Zudem können Mikrozirkulationsstörungen auch akut gefährlich werden - wenn die kleinen Herzgefäße durch Arterienverkalkung bereits vorgeschädigt sind. "Frauen mit einem Befall der kleinen Gefäße, die dazu neigen, Krämpfe in den kleinen Gefäßen zu bekommen, haben ein höheres Risiko für einen Herzinfarkt", sagt Kardiologin Christina Paitazoglou vom Universitätsklinikum Schleswig-Holstein in Lübeck.
Frauen seien insgesamt häufiger von Herz-Kreislauferkrankungen betroffen als Männer, allerdings sieben bis zehn Jahre später. Und sie haben häufig andere Beschwerden als Männer: Bei Herzinfarkt und Angina pectoris klagen die meisten Männer über Brustschmerzen mit Ausstrahlung in den linken Arm. Frauen schildern eher Leistungsschwäche, Luftnot, Übelkeit und Schmerzen im Oberbauch. Die unterschiedlichen Symptome werden auch in der Notaufnahme von vielen Kardiologen fehlgedeutet.
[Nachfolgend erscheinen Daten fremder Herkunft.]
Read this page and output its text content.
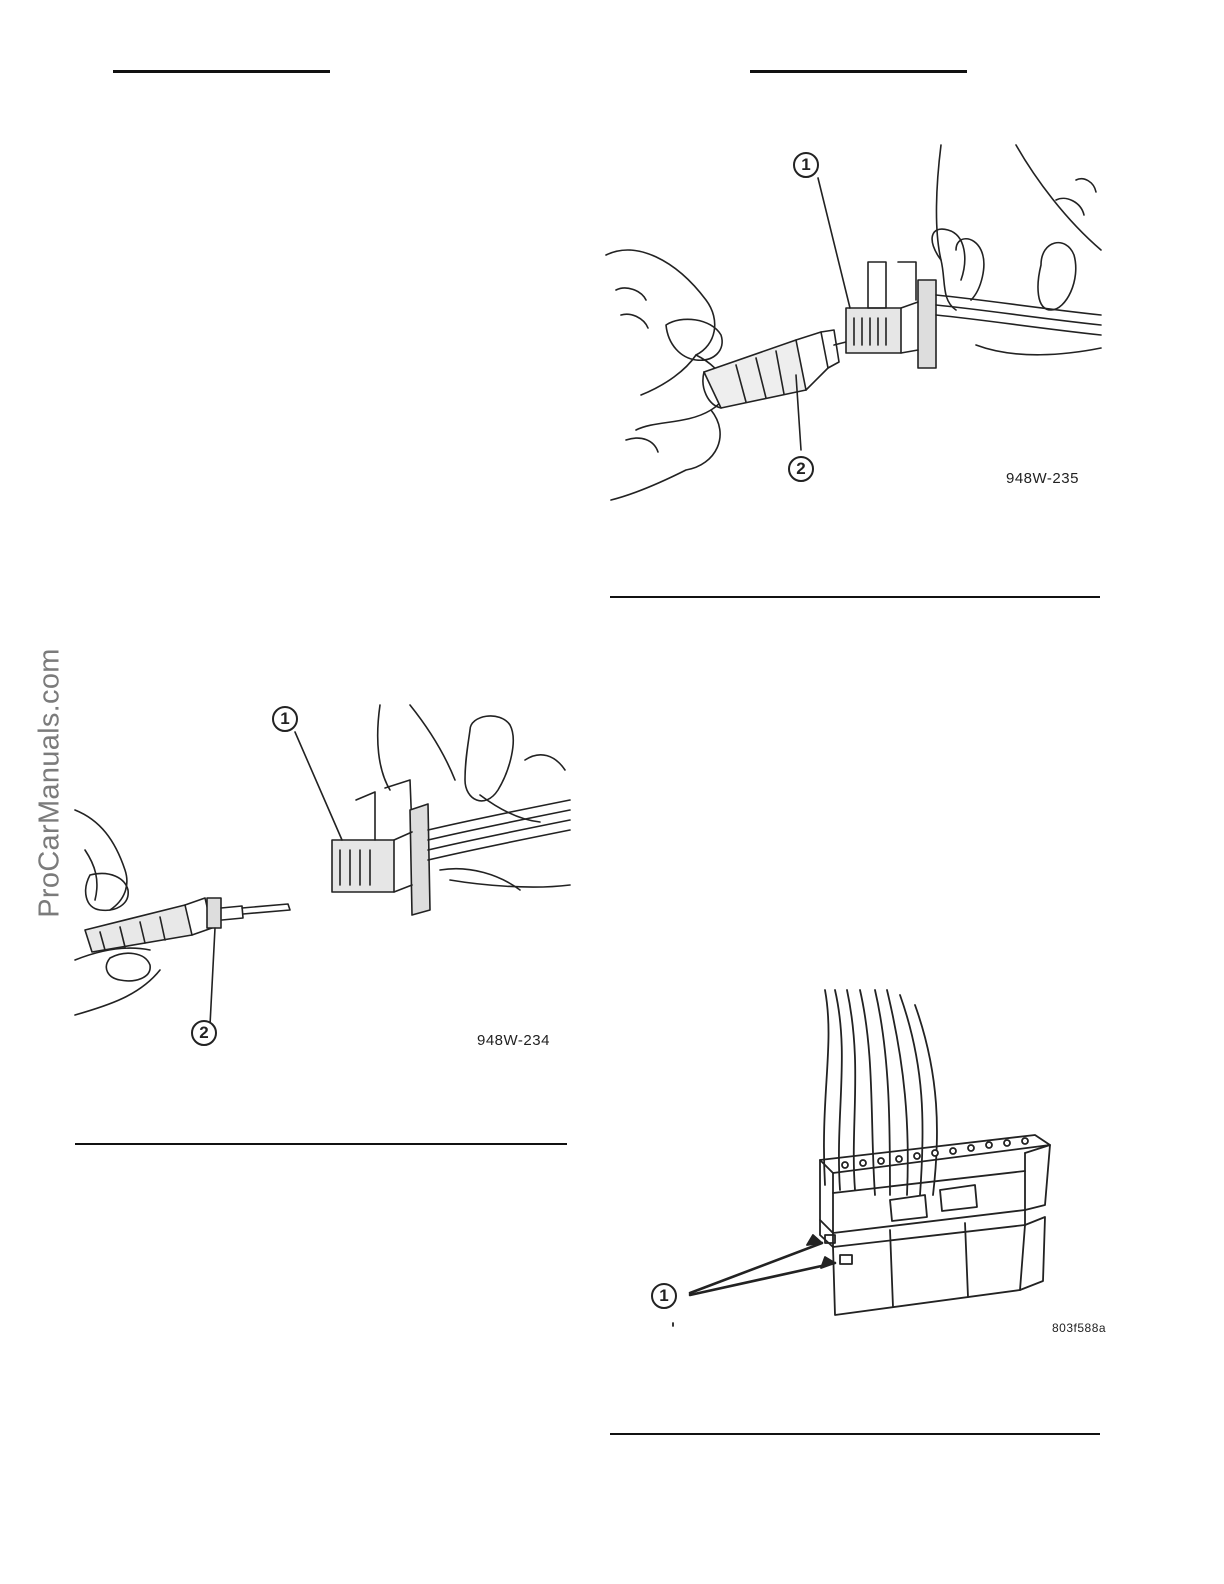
ProCarManuals.com
1
2
948W-235
1
2	948W-234
1
803f588a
Das weibliche Geschlecht, sagt die Lübecker Kardiologin Paitazoglou, sei einer der größten Risikofaktoren, warum ein Herzinfarkt fehldiagnostiziert werde.
Risikofaktoren reduzieren
Die allgemeinen Risikofaktoren für die Entstehung einer Herz-Kreislauf-Erkrankung sind bei Frauen wie Männern allerdings gleich: Bluthochdruck, Übergewicht, Diabetes, ungünstige Blutfettwerte, Rauchen, Stress - all das schädigt die Herzgefäße - bei Männern eher die großen, bei Frauen eher die kleinen. Diese Risiken zu reduzieren bzw. zu behandeln, ist entsprechend für beide Geschlechter gleichermaßen wichtig: Blutdruck und Cholesterinspiegel in den Normbereich bringen, Gewicht reduzieren, die körperliche Aktivität hochfahren.
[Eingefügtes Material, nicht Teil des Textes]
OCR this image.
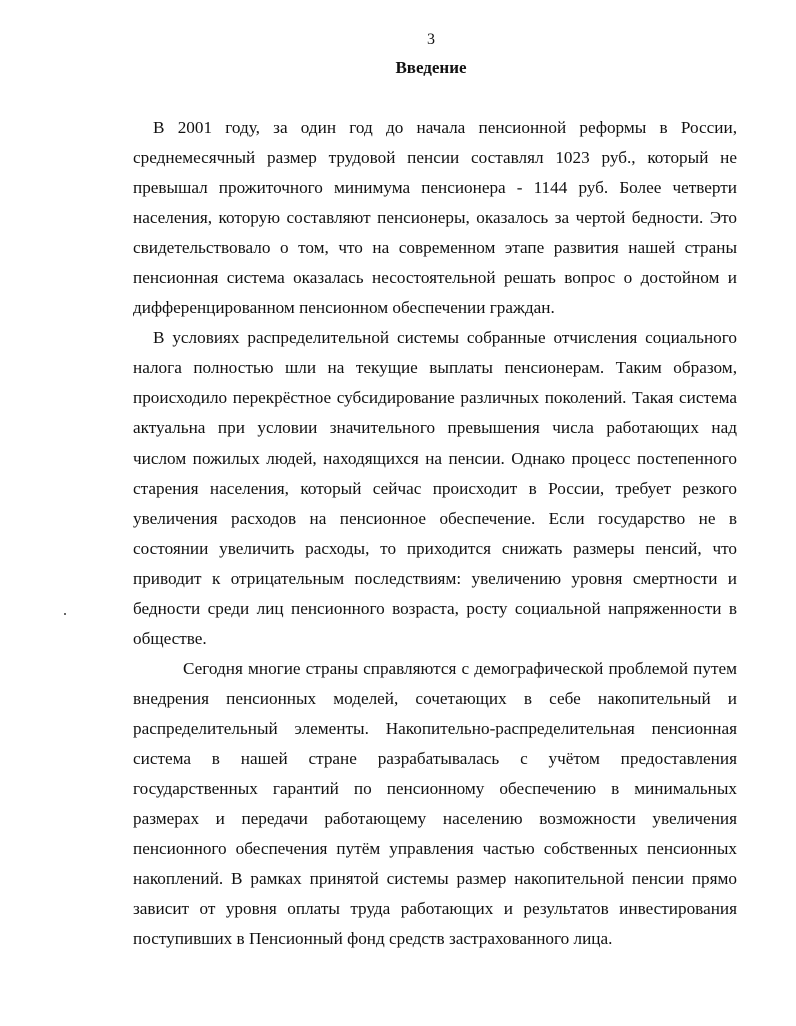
3
Введение

В 2001 году, за один год до начала пенсионной реформы в России, среднемесячный размер трудовой пенсии составлял 1023 руб., который не превышал прожиточного минимума пенсионера - 1144 руб. Более четверти населения, которую составляют пенсионеры, оказалось за чертой бедности. Это свидетельствовало о том, что на современном этапе развития нашей страны пенсионная система оказалась несостоятельной решать вопрос о достойном и дифференцированном пенсионном обеспечении граждан.

В условиях распределительной системы собранные отчисления социального налога полностью шли на текущие выплаты пенсионерам. Таким образом, происходило перекрёстное субсидирование различных поколений. Такая система актуальна при условии значительного превышения числа работающих над числом пожилых людей, находящихся на пенсии. Однако процесс постепенного старения населения, который сейчас происходит в России, требует резкого увеличения расходов на пенсионное обеспечение. Если государство не в состоянии увеличить расходы, то приходится снижать размеры пенсий, что приводит к отрицательным последствиям: увеличению уровня смертности и бедности среди лиц пенсионного возраста, росту социальной напряженности в обществе.

Сегодня многие страны справляются с демографической проблемой путем внедрения пенсионных моделей, сочетающих в себе накопительный и распределительный элементы. Накопительно-распределительная пенсионная система в нашей стране разрабатывалась с учётом предоставления государственных гарантий по пенсионному обеспечению в минимальных размерах и передачи работающему населению возможности увеличения пенсионного обеспечения путём управления частью собственных пенсионных накоплений. В рамках принятой системы размер накопительной пенсии прямо зависит от уровня оплаты труда работающих и результатов инвестирования поступивших в Пенсионный фонд средств застрахованного лица.
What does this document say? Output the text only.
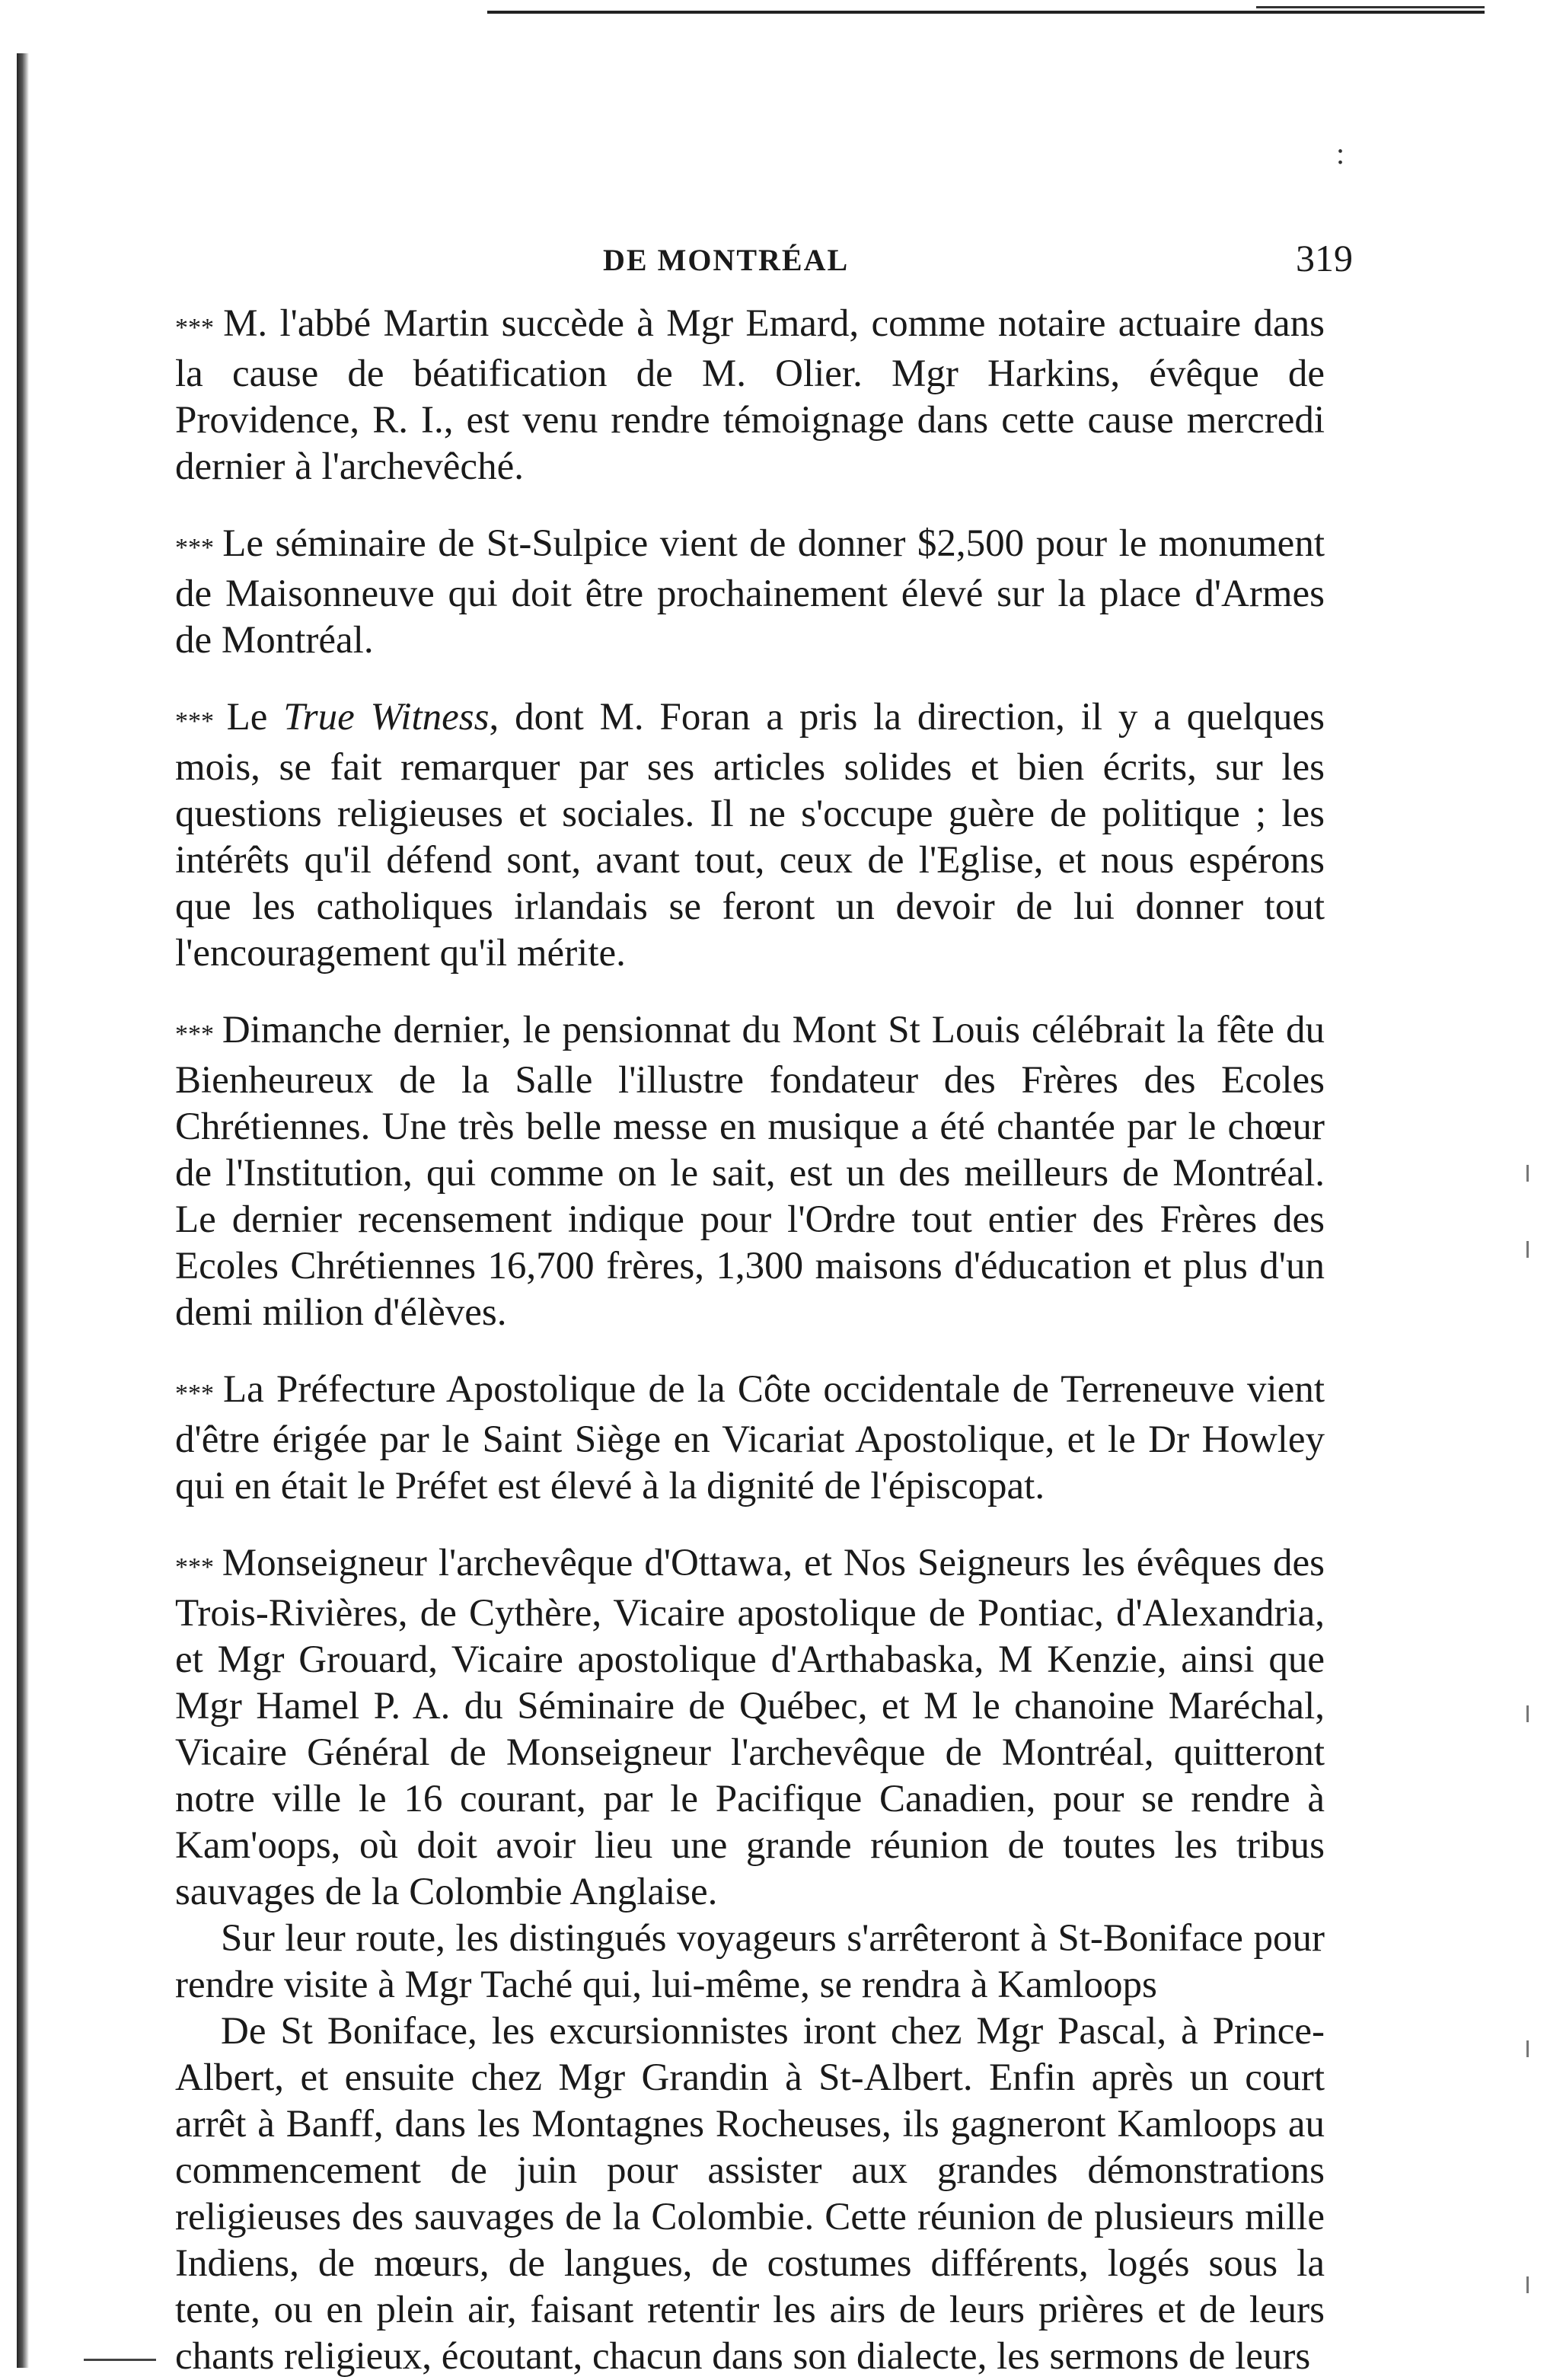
:
DE MONTRÉAL	319

*** M. l'abbé Martin succède à Mgr Emard, comme notaire actuaire dans la cause de béatification de M. Olier. Mgr Harkins, évêque de Providence, R. I., est venu rendre témoignage dans cette cause mercredi dernier à l'archevêché.

*** Le séminaire de St-Sulpice vient de donner $2,500 pour le monument de Maisonneuve qui doit être prochainement élevé sur la place d'Armes de Montréal.

*** Le True Witness, dont M. Foran a pris la direction, il y a quelques mois, se fait remarquer par ses articles solides et bien écrits, sur les questions religieuses et sociales. Il ne s'occupe guère de politique ; les intérêts qu'il défend sont, avant tout, ceux de l'Eglise, et nous espérons que les catholiques irlandais se feront un devoir de lui donner tout l'encouragement qu'il mérite.

*** Dimanche dernier, le pensionnat du Mont St Louis célébrait la fête du Bienheureux de la Salle l'illustre fondateur des Frères des Ecoles Chrétiennes. Une très belle messe en musique a été chantée par le chœur de l'Institution, qui comme on le sait, est un des meilleurs de Montréal. Le dernier recensement indique pour l'Ordre tout entier des Frères des Ecoles Chrétiennes 16,700 frères, 1,300 maisons d'éducation et plus d'un demi milion d'élèves.

*** La Préfecture Apostolique de la Côte occidentale de Terreneuve vient d'être érigée par le Saint Siège en Vicariat Apostolique, et le Dr Howley qui en était le Préfet est élevé à la dignité de l'épiscopat.

*** Monseigneur l'archevêque d'Ottawa, et Nos Seigneurs les évêques des Trois-Rivières, de Cythère, Vicaire apostolique de Pontiac, d'Alexandria, et Mgr Grouard, Vicaire apostolique d'Arthabaska, M Kenzie, ainsi que Mgr Hamel P. A. du Séminaire de Québec, et M le chanoine Maréchal, Vicaire Général de Monseigneur l'archevêque de Montréal, quitteront notre ville le 16 courant, par le Pacifique Canadien, pour se rendre à Kam'oops, où doit avoir lieu une grande réunion de toutes les tribus sauvages de la Colombie Anglaise.

Sur leur route, les distingués voyageurs s'arrêteront à St-Boniface pour rendre visite à Mgr Taché qui, lui-même, se rendra à Kamloops

De St Boniface, les excursionnistes iront chez Mgr Pascal, à Prince-Albert, et ensuite chez Mgr Grandin à St-Albert. Enfin après un court arrêt à Banff, dans les Montagnes Rocheuses, ils gagneront Kamloops au commencement de juin pour assister aux grandes démonstrations religieuses des sauvages de la Colombie. Cette réunion de plusieurs mille Indiens, de mœurs, de langues, de costumes différents, logés sous la tente, ou en plein air, faisant retentir les airs de leurs prières et de leurs chants religieux, écoutant, chacun dans son dialecte, les sermons de leurs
Christina S. hat keinen der klassischen Risikofaktoren - aber sie kann nun gezielt ein Medikament gegen die Krämpfe in ihren kleinen Herzgefäßen nehmen, einen sogenannten Kalziumantagonisten. Der fördert die Entspannung der Gefäße und sorgt so für eine bessere Durchblutung des Herzens. Menschen, bei denen sich die Gefäße nur eingeschränkt weiten, kann dagegen häufig mit einem Betablocker geholfen und ihre Belastbarkeit im Alltag verbessert werden. Wenn die Diagnose erst einmal steht, lassen sich Funktionsstörungen in den kleinen Gefäßen gut therapieren.